More details at this source: “A Move Toward More Helpful Appraisals,” Greenbuildingadvisor.com (March 16, 2017)

 

This Could Boost Millions of Credit Scores

Equifax, Experian, and TransUnion announced they will soon remove tax lien and civil judgment data from some consumer credit records. The reason for this change is that many liens and most judgments fail to include vital pieces of information. Beginning on July 1, the public records data the firms use must include these data points: the consumer’s name, address, and either a social security number or a date of birth. Existing reports that fail to comply will be struck from the consumer’s credit record and new data that does not have that information will not be added.

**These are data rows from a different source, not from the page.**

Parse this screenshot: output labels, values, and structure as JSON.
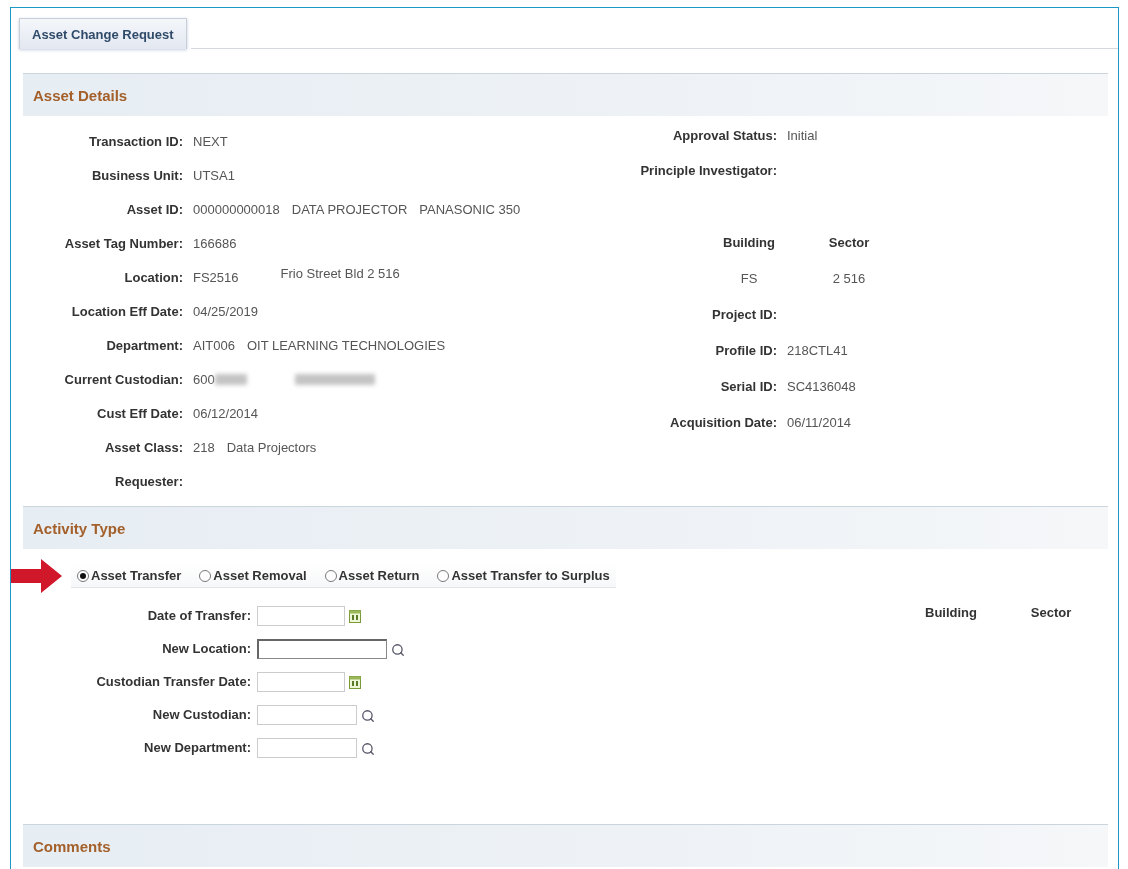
{
  "tabs": [
    {
      "label": "Asset Change Request",
      "selected": true
    }
  ],
  "asset_details": {
    "title": "Asset Details",
    "left_fields": [
      {
        "label": "Transaction ID:",
        "values": [
          "NEXT"
        ]
      },
      {
        "label": "Business Unit:",
        "values": [
          "UTSA1"
        ]
      },
      {
        "label": "Asset ID:",
        "values": [
          "000000000018",
          "DATA PROJECTOR",
          "PANASONIC 350"
        ]
      },
      {
        "label": "Asset Tag Number:",
        "values": [
          "166686"
        ]
      },
      {
        "label": "Location:",
        "values": [
          "FS2516",
          "Frio Street Bld 2 516"
        ]
      },
      {
        "label": "Location Eff Date:",
        "values": [
          "04/25/2019"
        ]
      },
      {
        "label": "Department:",
        "values": [
          "AIT006",
          "OIT LEARNING TECHNOLOGIES"
        ]
      },
      {
        "label": "Current Custodian:",
        "values": [
          "600"
        ],
        "redacted": true
      },
      {
        "label": "Cust Eff Date:",
        "values": [
          "06/12/2014"
        ]
      },
      {
        "label": "Asset Class:",
        "values": [
          "218",
          "Data Projectors"
        ]
      },
      {
        "label": "Requester:"
      }
    ],
    "right_fields": [
      {
        "kind": "field",
        "label": "Approval Status:",
        "values": [
          "Initial"
        ]
      },
      {
        "kind": "field",
        "label": "Principle Investigator:"
      },
      {
        "kind": "location_table",
        "headers": [
          "Building",
          "Sector"
        ],
        "values": [
          "FS",
          "2 516"
        ]
      },
      {
        "kind": "field",
        "label": "Project ID:"
      },
      {
        "kind": "field",
        "label": "Profile ID:",
        "values": [
          "218CTL41"
        ]
      },
      {
        "kind": "field",
        "label": "Serial ID:",
        "values": [
          "SC4136048"
        ]
      },
      {
        "kind": "field",
        "label": "Acquisition Date:",
        "values": [
          "06/11/2014"
        ]
      }
    ]
  },
  "activity_type": {
    "title": "Activity Type",
    "pointer_arrow": true,
    "options": [
      {
        "label": "Asset Transfer",
        "selected": true
      },
      {
        "label": "Asset Removal",
        "selected": false
      },
      {
        "label": "Asset Return",
        "selected": false
      },
      {
        "label": "Asset Transfer to Surplus",
        "selected": false
      }
    ],
    "fields": [
      {
        "label": "Date of Transfer:",
        "kind": "date",
        "focused": false
      },
      {
        "label": "New Location:",
        "kind": "lookup",
        "focused": true
      },
      {
        "label": "Custodian Transfer Date:",
        "kind": "date",
        "focused": false
      },
      {
        "label": "New Custodian:",
        "kind": "lookup",
        "focused": false
      },
      {
        "label": "New Department:",
        "kind": "lookup",
        "focused": false
      }
    ],
    "location_headers": [
      "Building",
      "Sector"
    ]
  },
  "comments": {
    "title": "Comments"
  }
}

Credit scores are weighed carefully by lenders in making decisions about loan terms and how much consumers can borrow, and can be very important in securing a sustainable mortgage. FICO estimates the changes will cause an improvement to about 12 million consumer scores; however the boost will be modest, likely less than 20 points.

In recent months, several lawsuits brought by states have been pushing credit reporting companies to remove some categories of negative data from credit score reports, such as information related to library fines or gym memberships. But some experts fear removing negative public record information could pose a greater risk to lenders.